A Texas jury deliberated for only 45 minutes before sentencing a 40-year-old woman to life in prison after her punishment-only trial in San Antonio. The woman had previously entered a guilty plea on a murder charge stemming from her involvement in a wrong-way crash in 2010 that claimed the life of a 38-year-old man.
Bexar County prosecutors are taking an aggressive approach with motorists who have been involved in fatal accidents while under the influence, and they are opting to pursue felony murder charges in these cases rather than intoxication manslaughter. The woman is the fourth defendant to receive a lengthy prison sentence in the county following the adoption of the new strategy. The Bexar County district attorney has said that her office will continue to file felony murder charges when appropriate.
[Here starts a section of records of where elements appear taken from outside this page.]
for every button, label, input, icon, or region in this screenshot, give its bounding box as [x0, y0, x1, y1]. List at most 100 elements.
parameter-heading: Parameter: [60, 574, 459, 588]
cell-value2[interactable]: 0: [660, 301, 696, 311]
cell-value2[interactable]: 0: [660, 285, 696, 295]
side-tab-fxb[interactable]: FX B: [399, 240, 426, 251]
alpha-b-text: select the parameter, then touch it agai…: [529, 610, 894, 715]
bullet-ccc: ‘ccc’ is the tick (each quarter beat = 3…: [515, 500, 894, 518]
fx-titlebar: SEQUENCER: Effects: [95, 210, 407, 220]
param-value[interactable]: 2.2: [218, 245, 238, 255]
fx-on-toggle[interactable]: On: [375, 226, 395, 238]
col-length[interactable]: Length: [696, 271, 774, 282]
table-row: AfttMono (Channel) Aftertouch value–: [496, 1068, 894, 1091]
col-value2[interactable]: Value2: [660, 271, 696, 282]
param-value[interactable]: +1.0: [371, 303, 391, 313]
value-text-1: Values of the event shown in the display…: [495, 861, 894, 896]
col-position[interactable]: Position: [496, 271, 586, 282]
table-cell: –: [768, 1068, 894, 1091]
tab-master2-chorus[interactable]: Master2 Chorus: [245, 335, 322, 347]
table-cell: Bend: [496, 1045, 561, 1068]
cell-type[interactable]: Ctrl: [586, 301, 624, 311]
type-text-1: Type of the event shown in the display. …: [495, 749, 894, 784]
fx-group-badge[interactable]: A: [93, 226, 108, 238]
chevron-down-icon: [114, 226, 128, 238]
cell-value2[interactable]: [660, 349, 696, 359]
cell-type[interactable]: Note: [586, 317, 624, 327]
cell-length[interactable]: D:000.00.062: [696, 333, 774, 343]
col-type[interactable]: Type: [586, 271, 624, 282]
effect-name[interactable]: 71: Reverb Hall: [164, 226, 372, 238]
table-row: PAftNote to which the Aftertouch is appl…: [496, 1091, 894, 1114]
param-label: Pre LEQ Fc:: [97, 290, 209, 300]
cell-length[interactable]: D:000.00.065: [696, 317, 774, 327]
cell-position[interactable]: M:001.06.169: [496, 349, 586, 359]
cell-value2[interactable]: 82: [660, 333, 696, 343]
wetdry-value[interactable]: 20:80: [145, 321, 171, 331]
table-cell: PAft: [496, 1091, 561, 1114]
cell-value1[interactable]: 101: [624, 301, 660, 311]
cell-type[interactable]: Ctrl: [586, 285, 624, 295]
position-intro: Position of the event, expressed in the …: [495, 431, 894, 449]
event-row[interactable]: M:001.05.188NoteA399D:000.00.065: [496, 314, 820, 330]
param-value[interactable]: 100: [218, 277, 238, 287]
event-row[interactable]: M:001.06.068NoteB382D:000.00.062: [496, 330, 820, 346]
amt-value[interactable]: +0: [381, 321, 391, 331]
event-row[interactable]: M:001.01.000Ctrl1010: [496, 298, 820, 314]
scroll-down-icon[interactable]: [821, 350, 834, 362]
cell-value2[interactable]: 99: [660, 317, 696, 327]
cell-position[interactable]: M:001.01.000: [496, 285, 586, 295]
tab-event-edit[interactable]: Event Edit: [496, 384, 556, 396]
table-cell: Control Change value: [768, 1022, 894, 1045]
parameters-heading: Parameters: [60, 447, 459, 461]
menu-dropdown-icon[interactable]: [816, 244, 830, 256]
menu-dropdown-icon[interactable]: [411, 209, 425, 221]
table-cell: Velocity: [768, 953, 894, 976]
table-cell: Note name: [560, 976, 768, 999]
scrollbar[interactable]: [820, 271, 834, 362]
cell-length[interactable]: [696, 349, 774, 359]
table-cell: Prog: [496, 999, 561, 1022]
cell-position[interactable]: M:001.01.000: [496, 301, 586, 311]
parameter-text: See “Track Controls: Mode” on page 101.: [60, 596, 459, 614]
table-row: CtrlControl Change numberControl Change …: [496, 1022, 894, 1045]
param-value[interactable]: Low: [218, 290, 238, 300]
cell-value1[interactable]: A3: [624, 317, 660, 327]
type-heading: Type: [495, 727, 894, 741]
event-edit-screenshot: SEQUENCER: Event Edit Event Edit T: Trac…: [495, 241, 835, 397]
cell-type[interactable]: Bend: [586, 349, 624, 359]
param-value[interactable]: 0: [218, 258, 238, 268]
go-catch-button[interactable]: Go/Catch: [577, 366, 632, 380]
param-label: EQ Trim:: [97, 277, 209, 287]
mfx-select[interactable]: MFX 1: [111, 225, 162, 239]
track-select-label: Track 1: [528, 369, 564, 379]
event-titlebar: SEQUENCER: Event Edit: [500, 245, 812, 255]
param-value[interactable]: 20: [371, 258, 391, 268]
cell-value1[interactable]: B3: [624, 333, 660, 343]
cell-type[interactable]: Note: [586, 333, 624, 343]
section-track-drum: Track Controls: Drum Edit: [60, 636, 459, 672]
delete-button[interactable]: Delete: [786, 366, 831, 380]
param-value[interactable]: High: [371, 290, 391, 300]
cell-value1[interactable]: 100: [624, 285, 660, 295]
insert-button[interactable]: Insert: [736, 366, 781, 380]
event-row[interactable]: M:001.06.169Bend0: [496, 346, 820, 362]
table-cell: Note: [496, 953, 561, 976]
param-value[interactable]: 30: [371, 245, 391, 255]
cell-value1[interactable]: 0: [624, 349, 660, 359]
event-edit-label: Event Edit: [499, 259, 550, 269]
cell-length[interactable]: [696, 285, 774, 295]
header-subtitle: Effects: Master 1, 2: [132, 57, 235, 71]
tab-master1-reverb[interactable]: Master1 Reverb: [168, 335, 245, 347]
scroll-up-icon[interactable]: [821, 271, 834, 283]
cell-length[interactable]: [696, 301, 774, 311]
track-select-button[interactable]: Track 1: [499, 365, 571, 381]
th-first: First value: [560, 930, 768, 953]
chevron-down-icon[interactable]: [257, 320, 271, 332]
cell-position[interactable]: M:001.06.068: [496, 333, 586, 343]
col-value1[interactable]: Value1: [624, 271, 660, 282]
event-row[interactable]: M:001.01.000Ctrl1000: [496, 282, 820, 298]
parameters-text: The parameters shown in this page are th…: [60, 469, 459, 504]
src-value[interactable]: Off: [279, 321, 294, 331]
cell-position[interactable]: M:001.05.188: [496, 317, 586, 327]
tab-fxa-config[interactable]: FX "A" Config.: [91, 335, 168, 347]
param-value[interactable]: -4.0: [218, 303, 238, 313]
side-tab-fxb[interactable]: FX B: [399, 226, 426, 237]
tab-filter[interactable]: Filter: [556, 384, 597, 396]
She added that the jury verdict and the speed in which it was returned were a vindication of the approach that her office is taking.
The defense attorney in the case had asked for a 20-year prison sentence, which would have been the maximum penalty had the woman been facing intoxication manslaughter charges. However, the defendant’s testimony and her previous record of drunk driving garnered little sympathy from the jury.
The woman claimed that relationship problems and a pending divorce contributed to her two DWI arrests in 2008, and she then claimed that she was driving in an orderly fashion even though she had been on the wrong side of the road for more than three miles before the fatal accident. The woman was found to have a blood-alcohol level of more than three times the legal limit when she was tested after the crash.
This case demonstrates the hard line that authorities in Texas are taking in DWI cases, and even first-time offenders can face severe penalties. A criminal defense attorney with experience in drunk driving cases may be able to lower the severity of the punishments assessed by entering into plea negotiations with prosecutors. He or she could also question the actions of police officers or dispute the results of field sobriety or breath tests.